Der Begriff der Tole­ranz wird im gesell­schaft­li­chen Umfeld posi­tiv gewer­tet. Er erfreut sich gros­ser Beliebt­heit. Tole­rant ist, wer Leben und leben las­sen zum Motto hat. Die SP spielt in ihrer Abstim­mungs­kam­pa­gne für das Part­ner­schafts­ge­setz mit dem genann­ten Sprich­wort und ver­kün­det schwarz auf rot: Lie­ben und lie­ben las­sen. Wer tole­rant ist, sagt Ja zum Part­ner­schafts­ge­setz. Nein sagt die EVP dazu. Sie sei into­le­rant, wird der Par­tei von Befür­wor­tern des Geset­zes vor­ge­wor­fen.

 

Ein Blick auf den ursprüng­li­chen Wort­sinn des Begriffs ver­mag auf die­sen Vor­wurf ein  ande­res Licht zu wer­fen. Tole­ranz ist abge­lei­tet vom latei­ni­schen Verb tolerare und bezeich­net im Ursprung das Ertra­gen von Span­nun­gen, die ent­ste­hen, wenn Men­schen, Mei­nun­gen und Lebens­wei­sen auf­ein­an­der tref­fen. In die­sem Sinne ist die EVP im aktu­el­len Abstim­mungs­kampf darum bemüht, tole­rant zu sein. So setzt sie sich tra­di­ti­ons­ge­mäss für Men­schen ein, die über keine Lobby ver­fü­gen. In die­sem Fall sind das all jene, die das Part­ner­schafts­ge­setz für unnö­tig befin­den und sich von nie­man­dem sonst ver­tre­ten füh­len.

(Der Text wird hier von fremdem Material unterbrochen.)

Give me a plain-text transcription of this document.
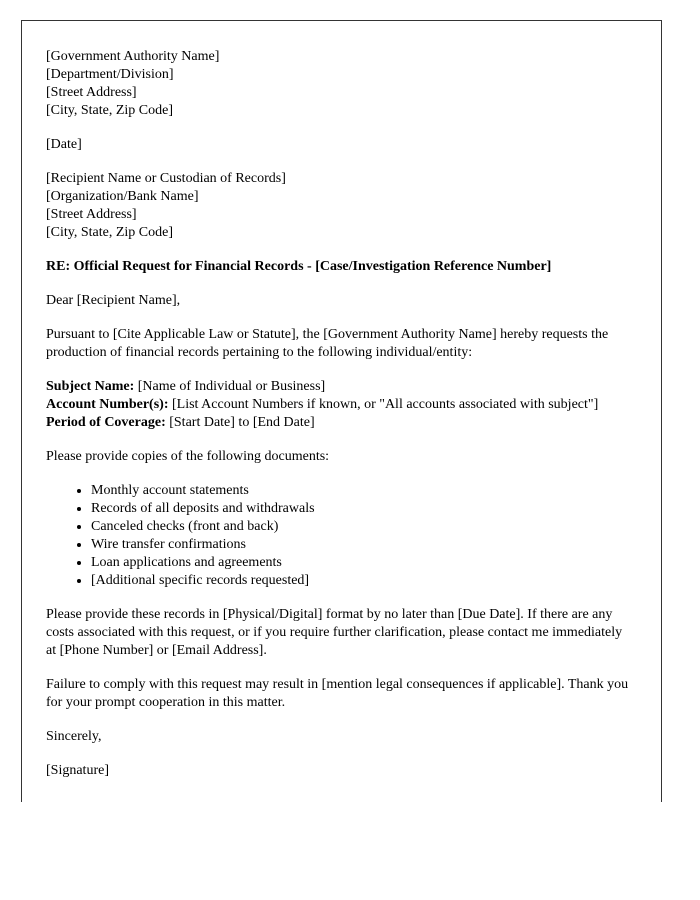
[Government Authority Name]
[Department/Division]
[Street Address]
[City, State, Zip Code]

[Date]

[Recipient Name or Custodian of Records]
[Organization/Bank Name]
[Street Address]
[City, State, Zip Code]

RE: Official Request for Financial Records - [Case/Investigation Reference Number]

Dear [Recipient Name],

Pursuant to [Cite Applicable Law or Statute], the [Government Authority Name] hereby requests the production of financial records pertaining to the following individual/entity:

Subject Name: [Name of Individual or Business]
Account Number(s): [List Account Numbers if known, or "All accounts associated with subject"]
Period of Coverage: [Start Date] to [End Date]

Please provide copies of the following documents:

• Monthly account statements
• Records of all deposits and withdrawals
• Canceled checks (front and back)
• Wire transfer confirmations
• Loan applications and agreements
• [Additional specific records requested]

Please provide these records in [Physical/Digital] format by no later than [Due Date]. If there are any costs associated with this request, or if you require further clarification, please contact me immediately at [Phone Number] or [Email Address].

Failure to comply with this request may result in [mention legal consequences if applicable]. Thank you for your prompt cooperation in this matter.

Sincerely,

[Signature]
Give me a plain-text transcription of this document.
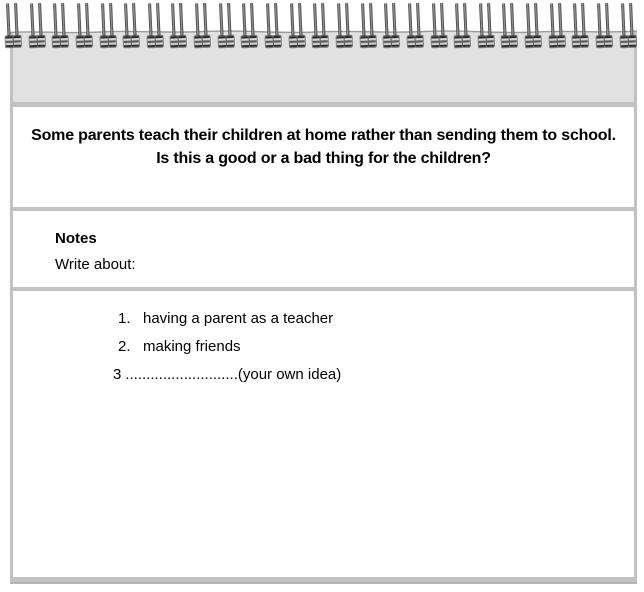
Some parents teach their children at home rather than sending them to school.
Is this a good or a bad thing for the children?
Notes
Write about:
1. having a parent as a teacher
2. making friends
3 ...........................(your own idea)
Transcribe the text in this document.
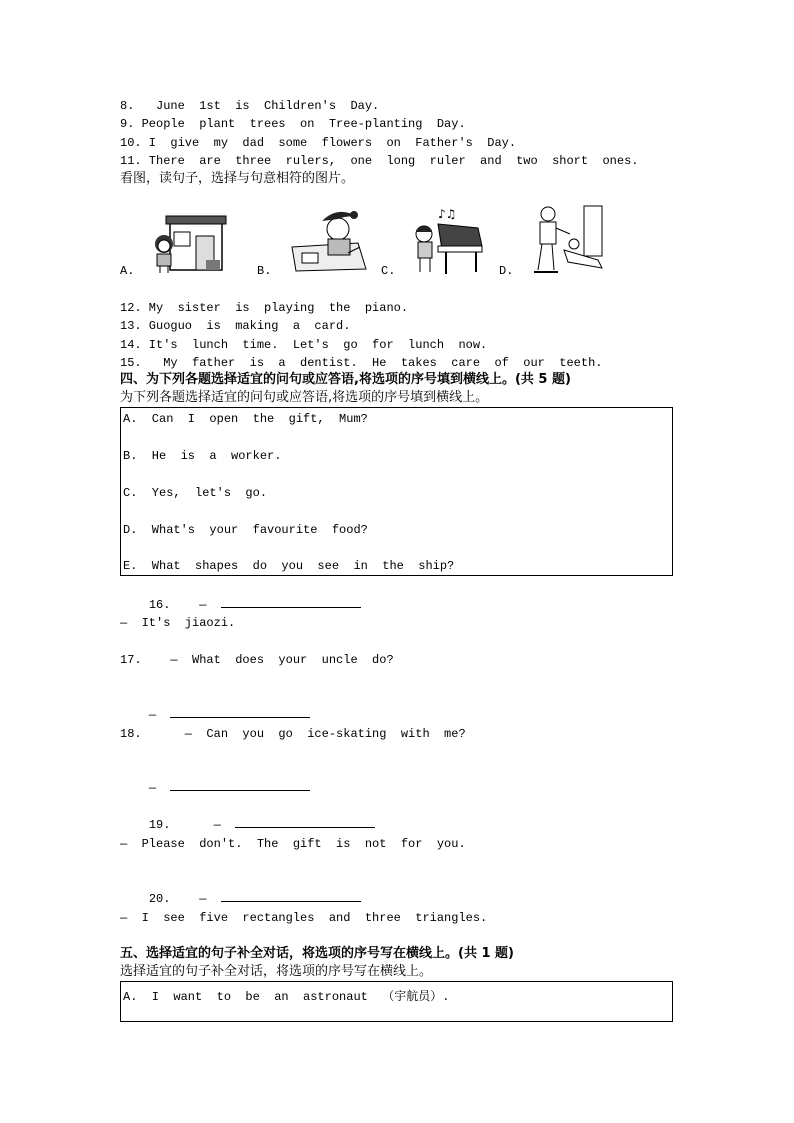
8.   June  1st  is  Children's  Day.
9. People  plant  trees  on  Tree-planting  Day.
10. I  give  my  dad  some  flowers  on  Father's  Day.
11. There  are  three  rulers,  one  long  ruler  and  two  short  ones.
看图，读句子，选择与句意相符的图片。
A.	B.	C.
♪♫
D.
12. My  sister  is  playing  the  piano.
13. Guoguo  is  making  a  card.
14. It's  lunch  time.  Let's  go  for  lunch  now.
15.   My  father  is  a  dentist.  He  takes  care  of  our  teeth.
四、为下列各题选择适宜的问句或应答语,将选项的序号填到横线上。(共 5 题)
为下列各题选择适宜的问句或应答语,将选项的序号填到横线上。
A.  Can  I  open  the  gift,  Mum?
B.  He  is  a  worker.
C.  Yes,  let's  go.
D.  What's  your  favourite  food?
E.  What  shapes  do  you  see  in  the  ship?

16.    —

—  It's  jiaozi.
17.    —  What  does  your  uncle  do?

—

18.      —  Can  you  go  ice-skating  with  me?

—

19.      —

—  Please  don't.  The  gift  is  not  for  you.

20.    —

—  I  see  five  rectangles  and  three  triangles.
五、选择适宜的句子补全对话，将选项的序号写在横线上。(共 1 题)
选择适宜的句子补全对话，将选项的序号写在横线上。
A.  I  want  to  be  an  astronaut  （宇航员）.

Die EVP ver­schafft ihrem Stand­punkt eine Stimme im poli­ti­schen Dis­kurs.

 

Lei­der begeg­net man dem dies­be­züg­li­chen Enga­ge­ment unse­rer Par­tei nicht mit einem allzu gros­sen Aus­mass an Tole­ranz. Warum eigent­lich nicht?  tole­rant sein ist doch in.